Nés il y a un peu plus d’un an, les Anonymous Sudan n’ont rien à voir avec les Anonymous ni avec le Soudan, mais ils se sont efforcés de gommer au fur et à mesure le russe qu’ils utilisaient sur leurs canaux Telegram, où ils ont revendiqué l’attaque contre la France le 11 mars. Intégrés au réseau pro-russe Killnet, ils s’en sont pris à de nombreux acteurs en un an, de X à PayPal en passant par Netflix, Microsoft, OpenAI ou le London Stock Exchange. Ils semblent dotés de moyens financiers largement supérieurs à ceux de groupes de hackers malgré leur jeunesse.

Nouveau virus du Lazarus Group

Réputés proches du pouvoir nord-coréen depuis que des chercheurs de Google, de Microsoft, du Kaspersky Lab, de Symantec et… de la NSA ont découvert un code écrit de la même manière à plusieurs occasions, le groupe Lazarus s’est fait une spécialité de dépouiller ses victimes depuis une dizaine d’années, en utilisant de nombreuses tactiques de social engineering. En 2016, ils avaient détourné des centaines de millions de dollars de la Banque centrale du Bengladesh. Deux ans plus tard, ils seraient à l’origine de WannaCry, considérée comme la pire cyberattaque de l’histoire avec ses plus de 220.000 victimes connues dans le monde et plusieurs milliards de dollars de dégâts selon Europol. En décembre 2017, les États-Unis ont accusé la Corée du Nord d’être derrière cette attaque, ce que le pays a réfuté. Fin 2023, une étude d’Elliptic soulignait un virage: le Lazarus Group a dérobé plus de 240 millions de dollars sur des échanges de cryptos.

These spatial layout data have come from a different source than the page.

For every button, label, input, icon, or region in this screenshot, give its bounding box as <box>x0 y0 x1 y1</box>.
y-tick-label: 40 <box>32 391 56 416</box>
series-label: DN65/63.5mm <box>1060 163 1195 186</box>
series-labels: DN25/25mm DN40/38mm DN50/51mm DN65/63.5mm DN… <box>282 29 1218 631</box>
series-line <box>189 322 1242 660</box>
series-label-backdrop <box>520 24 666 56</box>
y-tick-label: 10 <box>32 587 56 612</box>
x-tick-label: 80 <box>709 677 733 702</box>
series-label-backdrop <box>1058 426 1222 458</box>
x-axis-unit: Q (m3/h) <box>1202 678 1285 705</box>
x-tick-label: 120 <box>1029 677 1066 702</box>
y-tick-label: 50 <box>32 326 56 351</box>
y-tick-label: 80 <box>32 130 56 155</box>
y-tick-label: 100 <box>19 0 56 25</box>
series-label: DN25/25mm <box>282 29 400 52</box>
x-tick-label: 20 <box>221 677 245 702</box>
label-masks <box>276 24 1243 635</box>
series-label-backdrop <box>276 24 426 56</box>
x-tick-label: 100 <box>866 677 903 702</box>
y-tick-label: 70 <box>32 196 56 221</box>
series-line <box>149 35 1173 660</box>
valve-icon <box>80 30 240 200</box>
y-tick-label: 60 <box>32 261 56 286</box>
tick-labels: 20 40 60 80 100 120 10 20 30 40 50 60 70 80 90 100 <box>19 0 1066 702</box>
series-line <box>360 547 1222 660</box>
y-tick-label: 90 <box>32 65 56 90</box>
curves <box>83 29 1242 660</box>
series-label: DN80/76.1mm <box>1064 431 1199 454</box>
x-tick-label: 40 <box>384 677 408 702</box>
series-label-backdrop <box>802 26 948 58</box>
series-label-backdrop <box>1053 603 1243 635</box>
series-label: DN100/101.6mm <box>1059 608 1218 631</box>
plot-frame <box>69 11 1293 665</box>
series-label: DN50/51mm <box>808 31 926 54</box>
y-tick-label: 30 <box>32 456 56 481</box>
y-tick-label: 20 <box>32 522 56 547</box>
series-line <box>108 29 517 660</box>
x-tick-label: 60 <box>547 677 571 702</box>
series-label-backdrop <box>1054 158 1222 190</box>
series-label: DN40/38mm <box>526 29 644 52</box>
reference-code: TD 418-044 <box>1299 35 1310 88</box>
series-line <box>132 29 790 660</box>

Ils auraient aussi adopté une nouvelle méthode avec un nouveau virus: se faire passer pour des recruteurs, entamer la conversation avec des victimes dans un contexte de recrutement jusqu’à leur proposer un défi de codage. Dans le document qu’ils envoient à leurs victimes, un nouveau malware est caché et s’appuie sur une faille de Windows (LightlessCan).

La cyberarmée turque et son goût pour les agences de sécurité

The Turk Hack Team, autoproclamé «cyberarmée turque», poursuit des buts nationalistes… mais ne dédaigne pas montrer ses talents. Le groupe s’en est pris à l’Agence française de sécurité nationale ou à sa version européenne.

Parmi ses «lettres de noblesse», une attaque contre le logiciel de surveillance français Centreon, utilisé par Thales, Total ou EDF, mais aussi ses récentes cyberattaques contre La Poste et le Crédit Agricole et dont on ignore encore la portée réelle. En début d’année, l’organisation avait indiqué avoir mis hors ligne le ministère belge de la Défense avant de lancer une attaque conjointe qui a bloqué 663 sites internet.